Supermarket shelves are loaded with sports and energy drinks claiming to boost performance and hydration. But do you really need a specialty drink every time you exercise?
The American College of Sports Medicine says that for sessions lasting less than an hour, sports drinks won’t improve performance. Why? Your body has enough stored energy (glycogen) and electrolytes to last that long, so plain water is just fine.
But for sustained sessions lasting more than 60 to 90 minutes, especially in hot weather, you’ll need to replace carbs, electrolytes, and of course, fluids. Though you can do that easily with water and a sandwich, sports drinks conveniently provide all three ingredients. Unfortunately, most products also contain artificial colors and flavors, plus huge amounts of sugar. Products labeled “zero” contain artificial sweeteners and not enough carbs for a long workout.
Gatorade, Powerade, etc.:
A 12-ounce bottle contains 52 grams of sugar (that’s 13 sugar cubes), but the tiny serving size is purposely deceptive. Does anyone only drink 4 ounces? Organic sports drinks like Roar and KRā have much healthier ingredients and less sugar.

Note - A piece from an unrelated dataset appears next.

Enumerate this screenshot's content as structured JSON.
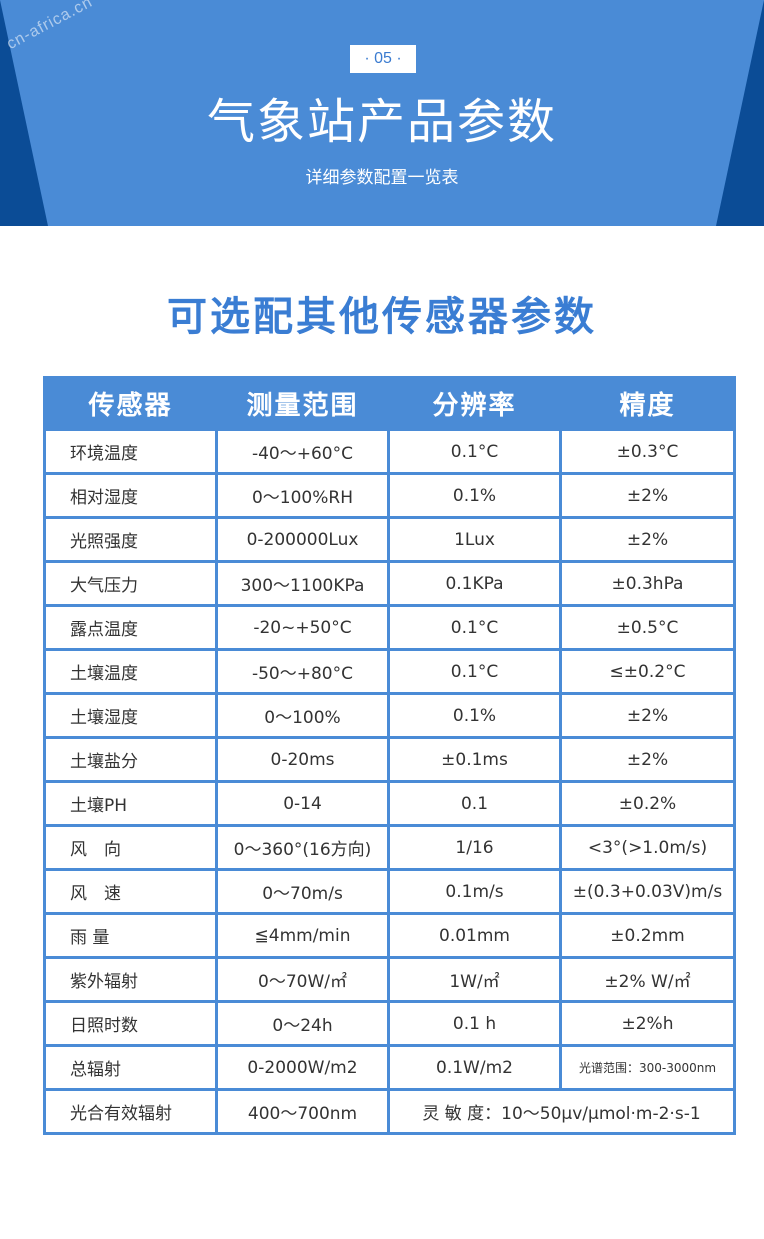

Vitamin Water contains anywhere from zero to 27 grams of carbohydrates per bottle, but all versions lack electrolytes.
Coconut water is high in potassium but low in sodium — the electrolyte we lose most when sweating. Some have added fruit juice.
Red Bull, Monster, and Rockstar contain caffeine, which can enhance performance if you tolerate it well. Serving size varies hugely, so read labels: Those levels of sugar, caffeine, and calories might apply to a whole can or half.